Taking the time to show someone (mostly my dog) how much I absolutely love them.
Spending time outside.
Answer messages without postponing.
Washing my hair, or at least looking presentable / making myself feel slightly prettier than I do on a bad day.
Reading books for pleasure. Not only educational non-fiction types.
Putting aside time to cook wholesome meals.
And, last but not least, I actively try to base my self-worth on my own opinion, and not the opinion I think others have of me. I do this by:
Drastically minimizing my time on social media. This week, for example, I deleted the Instagram app from my phone.
Writing down a list of 3-5 things I am proud of myself for doing.
As I suffer from a mild form of body-dysmorphia, I try to focus on the things I do like about my face, instead of the things I don’t. You can start doing this by looking in the mirror for a short while everyday. I find that this, in the long run, helps more than ignoring the mirror all together.
Dear Shifra, thank you for sharing so openly and at depth about how things are right now for you. I know this set of feelings so intimately; for myself, this state has been associated with the protracted end of one way of being/existing day-to-day and the emergence of something new, unexpected, perhaps a little frightening, but ultimately more nourishing.

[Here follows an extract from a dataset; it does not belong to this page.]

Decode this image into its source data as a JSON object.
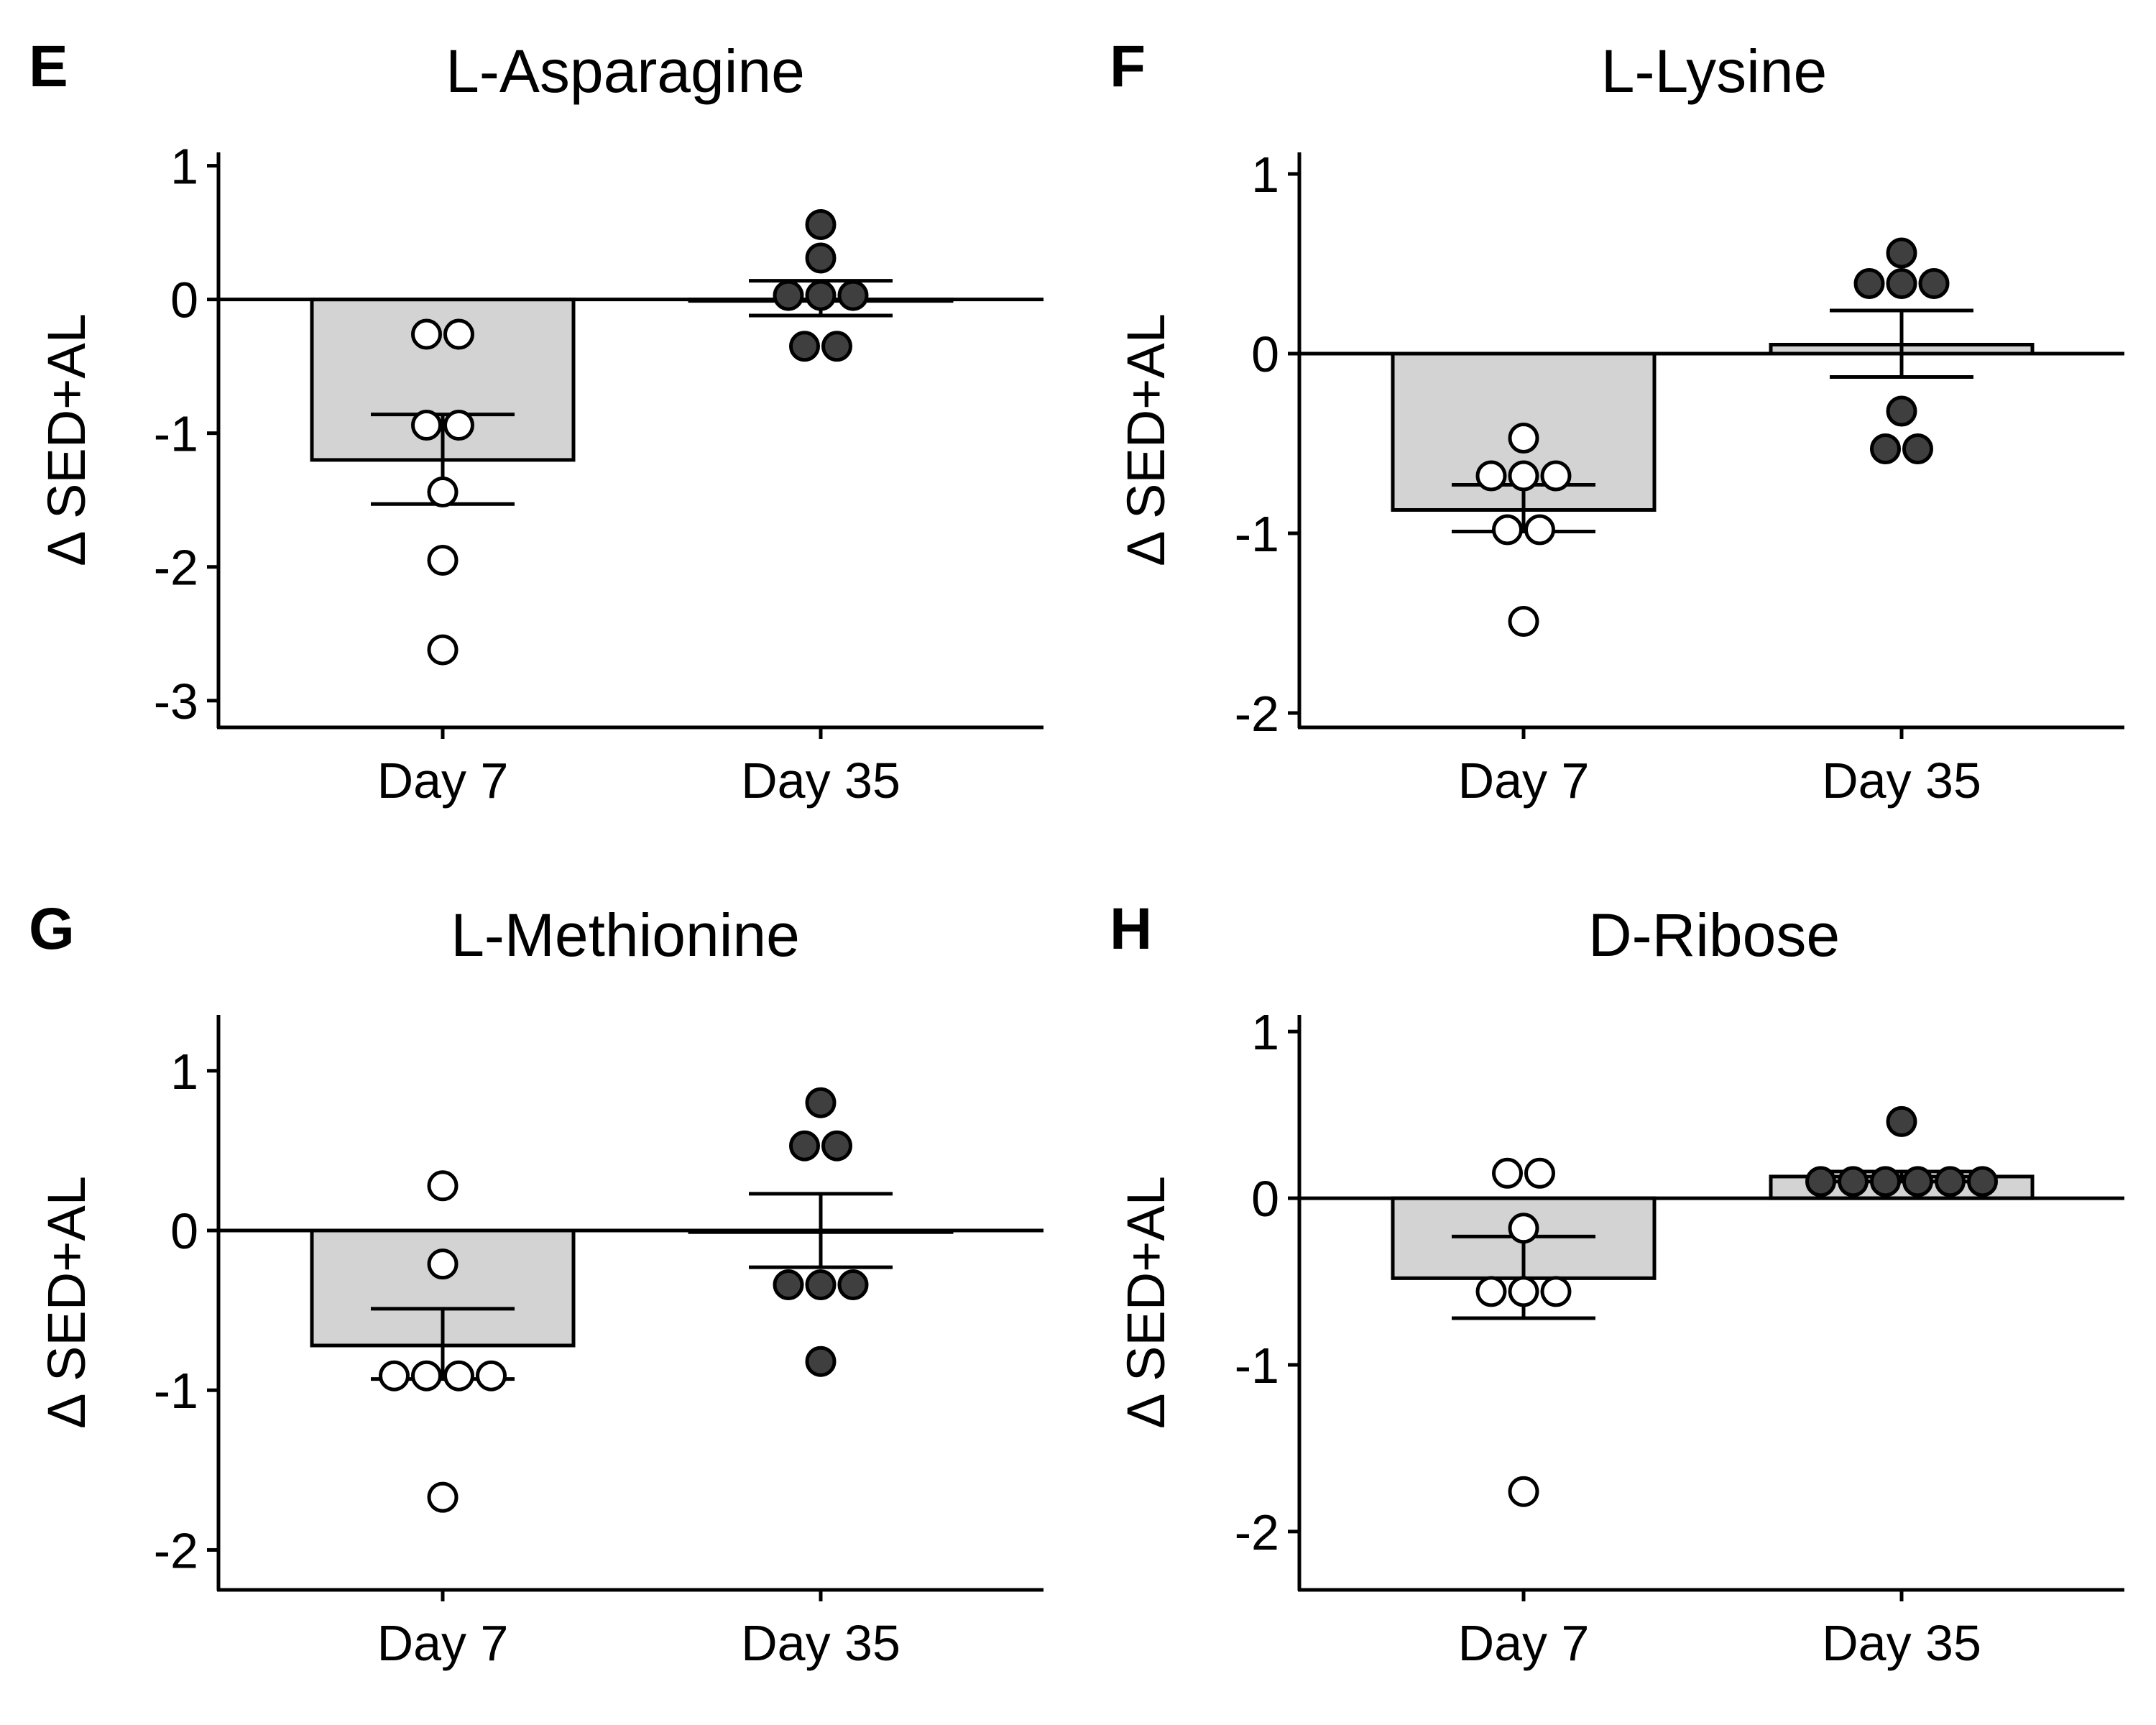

It was only partially a matter of will and intention to bring about that shift in my own life; when I settled into the feeling of deep malaise, succumbed to it for its season, life brought about a series of miraculous turns that ultimately shook me from my comfort zone (and the miseries I courted there) and delivered me into a space of deeper inspiration and insight (which was nonetheless somewhat uncomfortable, at times).
When I read, "A sense of responsibility is an incredibly important factor in the battle against meaningless and depression," I got little shivers running up and down my arms. Because life really does invite one, at certain times, to assume deeper responsibility for one's place in the world; my own recent experience of bereavement has shown me that as well. I suppose that we all receive that invitation in our own unique way; I have personally come to recognise despondency, malaise, and dissatisfaction with the way things seem as states from which miracles tend to arise.
I truly hope that this is the case for you. Thank you for your stories; I am a new to your list and blown away by your work. Thank you for sharing, and for maintaining your discipline to write in the midst of inner upheaval.
In peace,
Nicola.
Thank you for this. I too engage in small acts of self-sabotage and I struggle to understand why. I know I’m doing them even as it happens, but I can’t seem to stop doing them. One of the ones that drives me crazy is when I procrastinate on writing, even when I want to do it and feel inspired but just can’t get started. It’s not writers block or anxiety about the work so I don’t know why I do it.